Diabetic peripheral neuropathy (DPN) is a common and very disabling disorder for those living with diabetes.
By Shelley Diamond, BScPhm
Illustration by Martin Bregman
In fact, it will develop within 10 years of the onset of diabetes in 40-50% of people with type 1 or type 2 diabetes. Many with type 2 diabetes will have neuropathy at the time of diagnosis. Nerve damage most commonly results from reduced blood flow to the nerves as a result of damage to the blood vessels caused by hyperglycemia. Distal symmetrical polyneuropathy (DSP) is the most common manifestation, but many patterns of nerve injury can occur.
Pain, tingling and numbness are the symptoms most commonly associated with nerve damage, but other symptoms include erectile dysfunction and delayed gastric emptying. Most neuropathies are asymptomatic, however numbness and the inability to perceive pain or injury are dangerous and a common cause of foot ulceration. Minor foot injuries in people living with diabetes pose a greater risk in that they can become infected. With reduced blood flow, due to peripheral vascular disease, impaired healing can result in devastating consequences, such as ulcers and bone infection, which ultimately may lead to lower-extremity amputation. In Canada, adults with diabetes are almost 20 times more likely to be hospitalized with non-traumatic lower limb amputations than their counterparts without diabetes.
Screening your patients
The 2013 Canadian Diabetes Association Clinical Practice Guidelines recommend that people with type 2 diabetes be screened at diagnosis and then annually thereafter. Patients with type 1 diabetes should be screened five years after the postpubertal duration of diabetes and then annually thereafter.
When looking for signs of peripheral neuropathy, focus on patients with elevated blood glucose levels, elevated trigylerides, hypertension, high body mass index and those who smoke, since these are all risk factors of neuropathy.
For many years, healthcare professionals have been using the 10-g Semmes-Weinstein monofilament or the 128-Hz tuning fork to screen for neuropathy.

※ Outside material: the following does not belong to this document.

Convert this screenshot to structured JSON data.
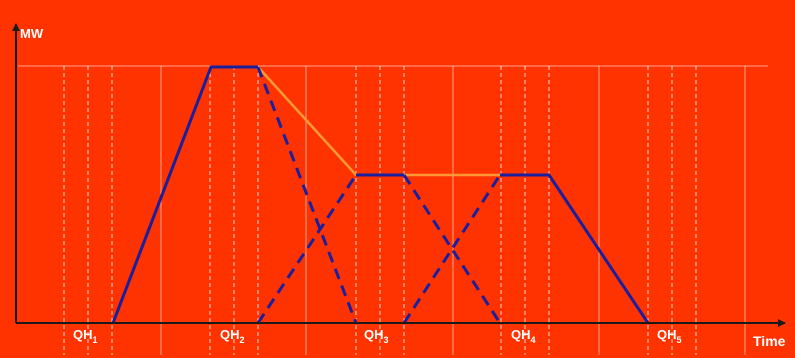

The monofilament can be easily used in a pharmacy setting since it is rapid, easy to perform, inexpensive and not requiring special skills. It uses a soft nylon fiber to identify sensitivity to touch. The monofilament is applied to the dorsum of the great toe proximal to the nail bed using a smooth motion-touch. The filament should be bent for a full second, and then lifted from the skin. For more information on this technique, visit http://guidelines.diabetes.ca/Browse/Appendices/Appendix8.
Monofilament testing is useful, but limited by its accuracy. Many recommendations for testing sites and testing methods have resulted in different interpretations and less reproducible results.
Nerve conduction tests are the gold standard and provide greater accuracy, but they are expensive and time-consuming, and they require trained personnel, so they cannot be used routinely, especially in a pharmacy setting.
Recent advances in technology have provided an in-office nerve conduction testing device. NC-stat DPNCheck, manufactured by NeuroMetrix Inc. (Waltham, MA) and distributed by Superior Medical (http://www.superiormedical.com/), is a Health Canada-approved device measuring sural nerve conduction velocity and sensory nerve action potential amplitude. These parameters have been shown to be sensitive indicators of nerve degeneration in patients with diabetes and have been used to detect DPN. The DPNCheck offers a new point-of-care testing device that pharmacists can use in a clinic setting, or as part of a diabetes medication review. (Can Pharm J 2015;148:17-20).
Since underdiagnosis of neuropathy is a fundamental problem in the primary care of people with diabetes, your role in screening and helping patients reach their blood glucose targets is essential to prevent the devastating complications that can result from this condition. Consider adding this to your diabetes services now!